Evaluating vendors and solutions
While these types of analytics solutions have become more prevalent over the last 10 years or so, their results vary greatly. Insurers and self-insured companies would be wise to consider potential tools with a critical eye, especially looking at whether a potential solution demonstrates results over time. Because workers’ comp claims have what actuaries call a “long tail,” meaning they can take years to close, shorter-term results, say of only a year or so, cannot be actuarially accepted. Workers’ compensation measurements can take up to 5 years to actuarially evaluate and book to your financials, and results can only be booked if the actuaries accept the results.

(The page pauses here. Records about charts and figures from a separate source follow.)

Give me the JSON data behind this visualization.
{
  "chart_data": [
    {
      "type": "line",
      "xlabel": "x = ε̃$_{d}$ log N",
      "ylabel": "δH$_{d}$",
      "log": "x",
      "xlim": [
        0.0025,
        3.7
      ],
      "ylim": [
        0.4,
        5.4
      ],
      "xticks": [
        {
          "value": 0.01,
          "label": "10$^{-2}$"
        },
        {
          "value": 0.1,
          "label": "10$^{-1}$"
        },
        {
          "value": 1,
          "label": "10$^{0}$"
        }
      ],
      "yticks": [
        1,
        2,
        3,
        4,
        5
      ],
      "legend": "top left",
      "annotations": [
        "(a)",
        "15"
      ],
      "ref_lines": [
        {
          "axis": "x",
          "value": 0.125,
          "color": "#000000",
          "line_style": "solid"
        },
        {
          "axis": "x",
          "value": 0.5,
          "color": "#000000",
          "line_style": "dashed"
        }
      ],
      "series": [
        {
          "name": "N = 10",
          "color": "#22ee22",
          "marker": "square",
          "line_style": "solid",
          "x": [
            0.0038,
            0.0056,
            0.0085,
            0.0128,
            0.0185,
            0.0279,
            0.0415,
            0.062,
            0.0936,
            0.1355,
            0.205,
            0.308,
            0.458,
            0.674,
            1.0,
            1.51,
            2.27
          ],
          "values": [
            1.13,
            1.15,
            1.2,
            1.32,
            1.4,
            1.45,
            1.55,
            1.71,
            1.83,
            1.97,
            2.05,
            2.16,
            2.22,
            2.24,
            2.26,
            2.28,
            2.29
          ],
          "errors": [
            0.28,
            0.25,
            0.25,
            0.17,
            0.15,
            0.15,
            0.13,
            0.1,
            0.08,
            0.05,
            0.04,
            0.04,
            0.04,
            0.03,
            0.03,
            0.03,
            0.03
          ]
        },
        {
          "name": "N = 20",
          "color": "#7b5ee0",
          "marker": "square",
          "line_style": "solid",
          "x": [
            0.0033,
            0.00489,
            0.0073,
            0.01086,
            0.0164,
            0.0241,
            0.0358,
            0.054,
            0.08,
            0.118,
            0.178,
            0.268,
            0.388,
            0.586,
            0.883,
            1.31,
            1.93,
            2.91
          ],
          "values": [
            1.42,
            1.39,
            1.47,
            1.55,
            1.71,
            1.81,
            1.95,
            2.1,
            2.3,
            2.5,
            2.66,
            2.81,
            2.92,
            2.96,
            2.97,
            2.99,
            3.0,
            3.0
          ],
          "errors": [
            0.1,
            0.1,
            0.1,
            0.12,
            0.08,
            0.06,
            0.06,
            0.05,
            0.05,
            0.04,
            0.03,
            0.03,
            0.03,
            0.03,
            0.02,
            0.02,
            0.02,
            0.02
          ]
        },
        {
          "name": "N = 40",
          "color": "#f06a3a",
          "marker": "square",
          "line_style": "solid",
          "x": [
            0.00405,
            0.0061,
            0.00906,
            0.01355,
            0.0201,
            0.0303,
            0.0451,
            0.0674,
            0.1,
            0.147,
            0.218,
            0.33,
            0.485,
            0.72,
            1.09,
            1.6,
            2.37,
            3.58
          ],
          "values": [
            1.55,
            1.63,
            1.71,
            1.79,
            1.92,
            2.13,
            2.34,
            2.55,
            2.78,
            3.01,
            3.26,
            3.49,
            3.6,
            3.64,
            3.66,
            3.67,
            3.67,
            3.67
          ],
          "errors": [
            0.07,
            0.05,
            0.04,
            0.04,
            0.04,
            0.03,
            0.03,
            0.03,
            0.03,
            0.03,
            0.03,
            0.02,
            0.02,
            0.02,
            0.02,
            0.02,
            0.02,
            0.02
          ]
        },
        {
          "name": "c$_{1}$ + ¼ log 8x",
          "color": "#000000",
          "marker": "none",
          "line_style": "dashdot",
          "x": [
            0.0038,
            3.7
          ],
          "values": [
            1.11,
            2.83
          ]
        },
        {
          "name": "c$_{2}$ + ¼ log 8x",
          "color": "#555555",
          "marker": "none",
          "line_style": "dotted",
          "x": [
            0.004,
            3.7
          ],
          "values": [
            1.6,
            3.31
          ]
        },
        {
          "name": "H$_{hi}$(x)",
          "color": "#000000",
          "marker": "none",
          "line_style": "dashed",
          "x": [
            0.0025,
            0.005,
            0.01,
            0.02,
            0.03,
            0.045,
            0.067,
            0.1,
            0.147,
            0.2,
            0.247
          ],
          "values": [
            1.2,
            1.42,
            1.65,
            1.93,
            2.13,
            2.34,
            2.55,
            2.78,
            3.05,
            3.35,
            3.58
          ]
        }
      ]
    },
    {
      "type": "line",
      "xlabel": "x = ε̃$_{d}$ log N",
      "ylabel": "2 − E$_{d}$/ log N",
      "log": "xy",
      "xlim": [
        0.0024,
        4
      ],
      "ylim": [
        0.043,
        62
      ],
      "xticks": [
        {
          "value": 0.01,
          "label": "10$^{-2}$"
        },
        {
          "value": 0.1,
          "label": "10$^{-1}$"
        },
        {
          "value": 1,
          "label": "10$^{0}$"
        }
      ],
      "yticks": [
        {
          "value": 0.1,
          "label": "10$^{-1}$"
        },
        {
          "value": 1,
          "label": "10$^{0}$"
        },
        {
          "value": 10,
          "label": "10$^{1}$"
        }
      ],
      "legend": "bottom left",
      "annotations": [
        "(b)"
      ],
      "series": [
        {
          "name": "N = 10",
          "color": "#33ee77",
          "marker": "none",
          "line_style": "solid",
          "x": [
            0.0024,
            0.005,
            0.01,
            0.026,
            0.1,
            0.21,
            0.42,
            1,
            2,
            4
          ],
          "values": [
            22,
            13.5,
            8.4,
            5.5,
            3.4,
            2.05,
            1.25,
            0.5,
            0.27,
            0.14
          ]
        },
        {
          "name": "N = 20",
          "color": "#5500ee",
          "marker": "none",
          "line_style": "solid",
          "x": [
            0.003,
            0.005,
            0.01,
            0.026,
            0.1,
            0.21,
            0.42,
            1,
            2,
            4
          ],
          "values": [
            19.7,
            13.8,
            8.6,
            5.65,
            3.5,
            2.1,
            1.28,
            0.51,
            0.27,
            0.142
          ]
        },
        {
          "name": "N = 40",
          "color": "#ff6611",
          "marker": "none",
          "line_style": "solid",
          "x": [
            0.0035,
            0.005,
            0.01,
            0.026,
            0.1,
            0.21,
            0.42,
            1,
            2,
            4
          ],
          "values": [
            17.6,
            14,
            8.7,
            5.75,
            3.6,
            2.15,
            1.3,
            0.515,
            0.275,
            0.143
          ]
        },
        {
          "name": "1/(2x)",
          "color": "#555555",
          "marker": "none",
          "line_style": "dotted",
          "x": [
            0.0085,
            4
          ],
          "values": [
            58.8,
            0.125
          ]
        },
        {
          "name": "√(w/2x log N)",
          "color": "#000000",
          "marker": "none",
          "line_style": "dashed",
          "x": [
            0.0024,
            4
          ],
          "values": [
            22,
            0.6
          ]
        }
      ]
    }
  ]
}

Therefore, longitudinal case studies of 5 years (i.e., 60 months) are the benchmark to look for when evaluating vendors and solutions. These studies should include 2 accident years of workers’ comp data before implementation of the solution to provide a baseline, and then 60 months of solution usage after implementation—all to measure the Accident Year 1 impact.
If this seems like a considerable amount of effort, consider the potential payoff: Double-digit savings on workers’ comp claim costs every year make the due diligence effort well worth it.
Also consider that insurance companies are increasingly using these advanced predictive analytics models and it may be in your business interests to do the same. A 2017 study by Rising Medical Solutions1 found that 24 percent of insurers surveyed were using advanced analytics in 2014; by 2016 that number had risen to 32 percent.
In other words, roughly one-third of insurers (your competitors perhaps?) could already be realizing analytics-driven savings on workers’ claims costs that they can potentially pass on to customers in the form of lower premiums. Delaying your own use of claims analytics could soon put you at a disadvantage in today’s highly competitive marketplace.
1 Denise Zoe Algier, 2017 Workers’ Compensation Benchmarking Study, Claims Management Operational Study: Quantifying 3-Year Progress, Expanding Claims Differentiators, Rising Medical Solutions.